What we eventually see is not the same thing as what we think we see in the beginning. As the film starts, Leclerc seems like any number of free-spirited young men living in British Columbia. He lives in tents and small alcoves, holding no job and, instead, always searching for the next mountainous high. His wild hair speaks to his disregard for convention and standards and, it is clear, he lives by his own rules and ideals.

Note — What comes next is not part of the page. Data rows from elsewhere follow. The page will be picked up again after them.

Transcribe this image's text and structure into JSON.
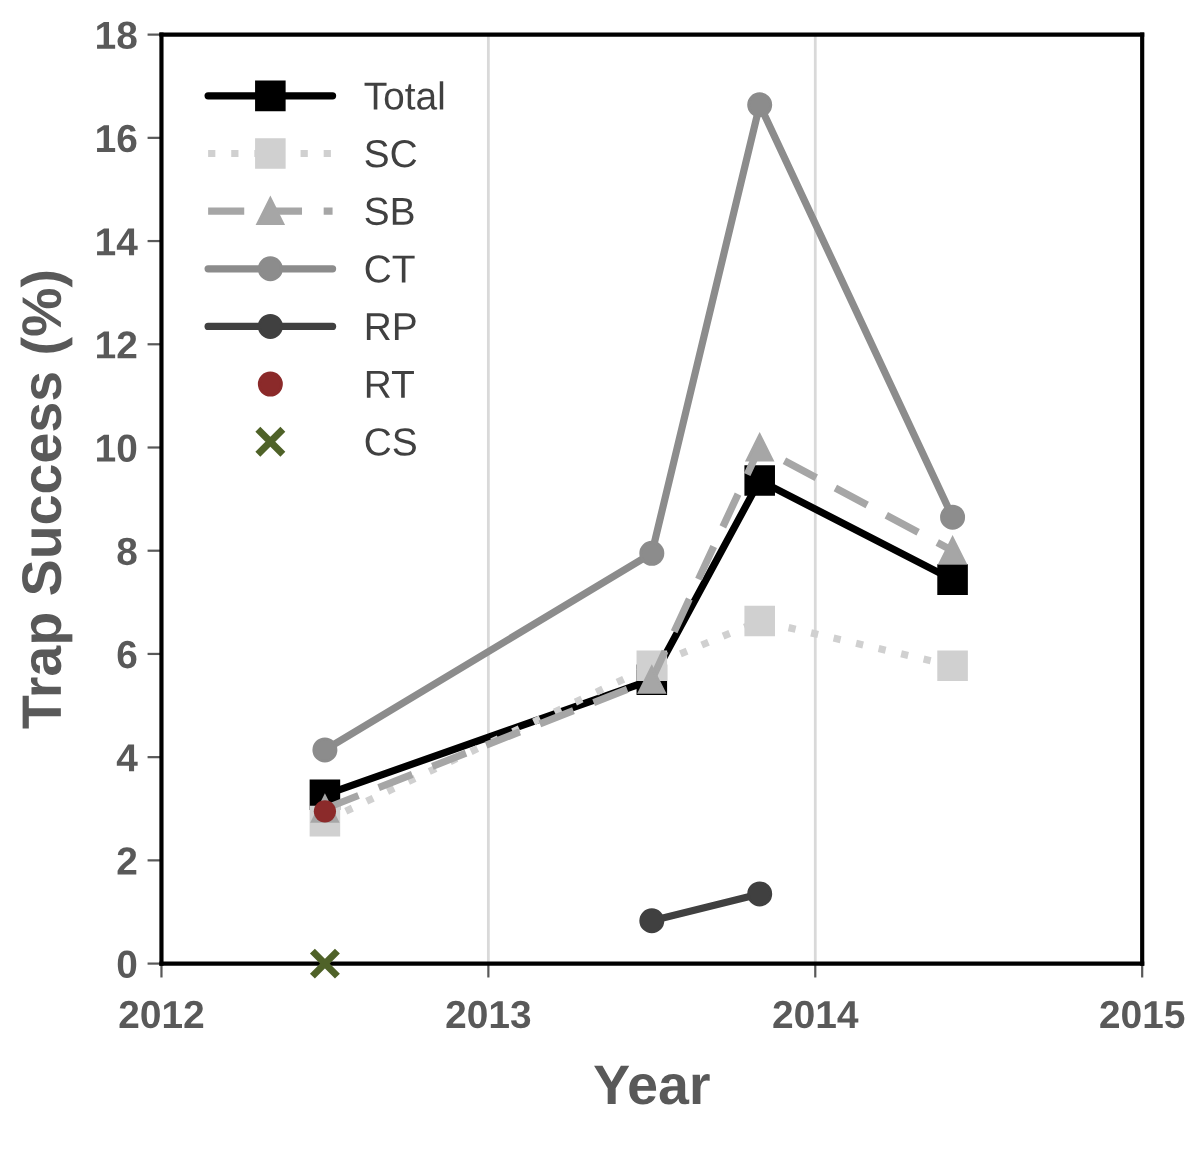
{
  "chart_data": {
    "type": "line",
    "xlabel": "Year",
    "ylabel": "Trap Success (%)",
    "xlim": [
      2012,
      2015
    ],
    "xticks": [
      2012,
      2013,
      2014,
      2015
    ],
    "ylim": [
      0,
      18
    ],
    "yticks": [
      0,
      2,
      4,
      6,
      8,
      10,
      12,
      14,
      16,
      18
    ],
    "grid": "x",
    "legend": "top left",
    "series": [
      {
        "name": "Total",
        "color": "#000000",
        "marker": "square",
        "line_style": "solid",
        "x": [
          2012.5,
          2013.5,
          2013.83,
          2014.42
        ],
        "values": [
          3.27,
          5.5,
          9.36,
          7.44
        ]
      },
      {
        "name": "SC",
        "color": "#d0d0d0",
        "marker": "square",
        "line_style": "dotted",
        "x": [
          2012.5,
          2013.5,
          2013.83,
          2014.42
        ],
        "values": [
          2.76,
          5.77,
          6.64,
          5.77
        ]
      },
      {
        "name": "SB",
        "color": "#a6a6a6",
        "marker": "triangle",
        "line_style": "dashed",
        "x": [
          2012.5,
          2013.5,
          2013.83,
          2014.42
        ],
        "values": [
          3.0,
          5.5,
          10.0,
          8.0
        ]
      },
      {
        "name": "CT",
        "color": "#8c8c8c",
        "marker": "circle",
        "line_style": "solid",
        "x": [
          2012.5,
          2013.5,
          2013.83,
          2014.42
        ],
        "values": [
          4.14,
          7.95,
          16.64,
          8.65
        ]
      },
      {
        "name": "RP",
        "color": "#404040",
        "marker": "circle",
        "line_style": "solid",
        "x": [
          2013.5,
          2013.83
        ],
        "values": [
          0.83,
          1.35
        ]
      },
      {
        "name": "RT",
        "type": "scatter",
        "color": "#8b2a2a",
        "marker": "circle",
        "x": [
          2012.5
        ],
        "values": [
          2.95
        ]
      },
      {
        "name": "CS",
        "type": "scatter",
        "color": "#4f6228",
        "marker": "cross",
        "x": [
          2012.5
        ],
        "values": [
          0
        ]
      }
    ]
  }
}
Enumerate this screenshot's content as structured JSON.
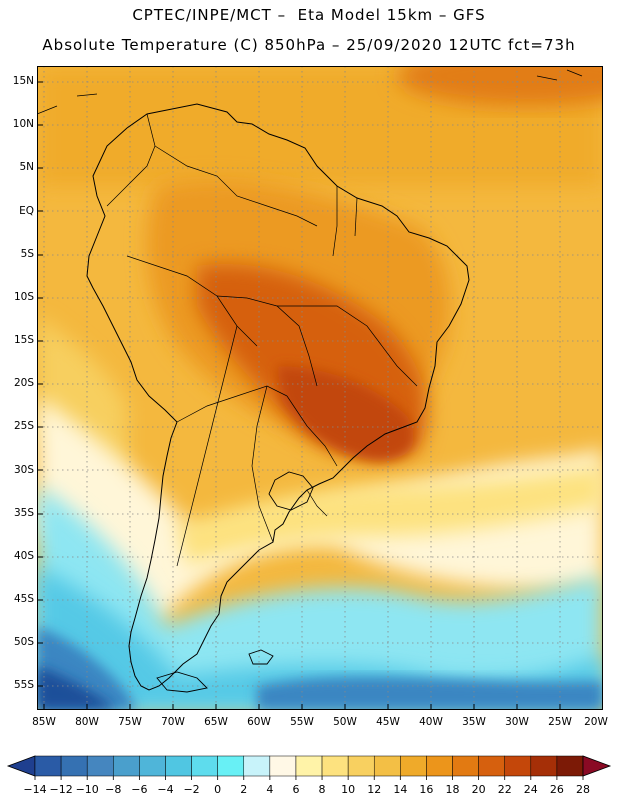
{
  "header": {
    "line1": "CPTEC/INPE/MCT –  Eta Model 15km – GFS",
    "line2": "Absolute Temperature (C) 850hPa – 25/09/2020 12UTC fct=73h"
  },
  "axes": {
    "lat_labels": [
      "15N",
      "10N",
      "5N",
      "EQ",
      "5S",
      "10S",
      "15S",
      "20S",
      "25S",
      "30S",
      "35S",
      "40S",
      "45S",
      "50S",
      "55S"
    ],
    "lon_labels": [
      "85W",
      "80W",
      "75W",
      "70W",
      "65W",
      "60W",
      "55W",
      "50W",
      "45W",
      "40W",
      "35W",
      "30W",
      "25W",
      "20W"
    ]
  },
  "colorbar": {
    "labels": [
      "-14",
      "-12",
      "-10",
      "-8",
      "-6",
      "-4",
      "-2",
      "0",
      "2",
      "4",
      "6",
      "8",
      "10",
      "12",
      "14",
      "16",
      "18",
      "20",
      "22",
      "24",
      "26",
      "28"
    ],
    "colors": [
      "#1f3f8f",
      "#2a5ba6",
      "#3571b2",
      "#4586bf",
      "#4a9fcc",
      "#4fb5d9",
      "#50c6e2",
      "#5edced",
      "#68f0f5",
      "#c8f3fa",
      "#fff8e6",
      "#fff3a8",
      "#fde27f",
      "#f8d060",
      "#f3bf45",
      "#efaa2a",
      "#ec951b",
      "#e27a12",
      "#d6600e",
      "#c4470a",
      "#a52f07",
      "#7c1a06",
      "#8a0a24"
    ]
  },
  "map": {
    "colors": {
      "ocean_deep_cold": "#1f4f9a",
      "ocean_cold": "#3a86c2",
      "ocean_cool": "#55c9e6",
      "ocean_mild": "#8ee6f2",
      "ocean_pale": "#fff6d8",
      "warm_low": "#f7cf5f",
      "warm": "#f2b43a",
      "warmer": "#ec9a23",
      "hot": "#e27d14",
      "very_hot": "#d4600d",
      "hottest": "#c24709",
      "coast": "#000000",
      "grid": "#888888"
    }
  }
}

He was, quite clearly, not meant for these times. But he never let that stop him. There’s something inspiring about the way he chose to live life, caring little for the niceties of modern living and choosing his own terms at life. We might be tempted to scoff at him, to call him a bum or a lay about, but that doesn’t matter.

Leclerc was far from a bum, of course. It’s hard work risking one’s life; harder still to make life tempting endeavors the whole of one’s life. And, again, we might call him crazy but, by the end of The Alpinist, it’s easy to start wondering if we’re not all suffering some mass delusion from which he was spared.

Indeed, looking at the ways most of us choose to live our lives, it’s not hard to see where we’re the crazy ones. How many of us don’t both pursuing our strange dreams and bizarre passions? How many of us settle for the banality of convenience and comfort when faced with a choice that would lead us in new directions? Is it more mad to spend 8-16 hours a day in a cubicle than it is to climb mountains?

Perhaps what The Alpinist shows most clearly is the heights (again, literally and metaphorically) a human is capable of reaching when one dares to engage in a pursuit so insane as following one’s dreams. We are undeniably a magnificent species with the potential inside all of us for great things and astounding abilities. Leclerc is proof positive of that, whether we choose to believe it or not. It’s hard not to stand in awe of the man and his accomplishments, even if they do seem a little bit crazy.

The Alpinist is now playing in select theaters.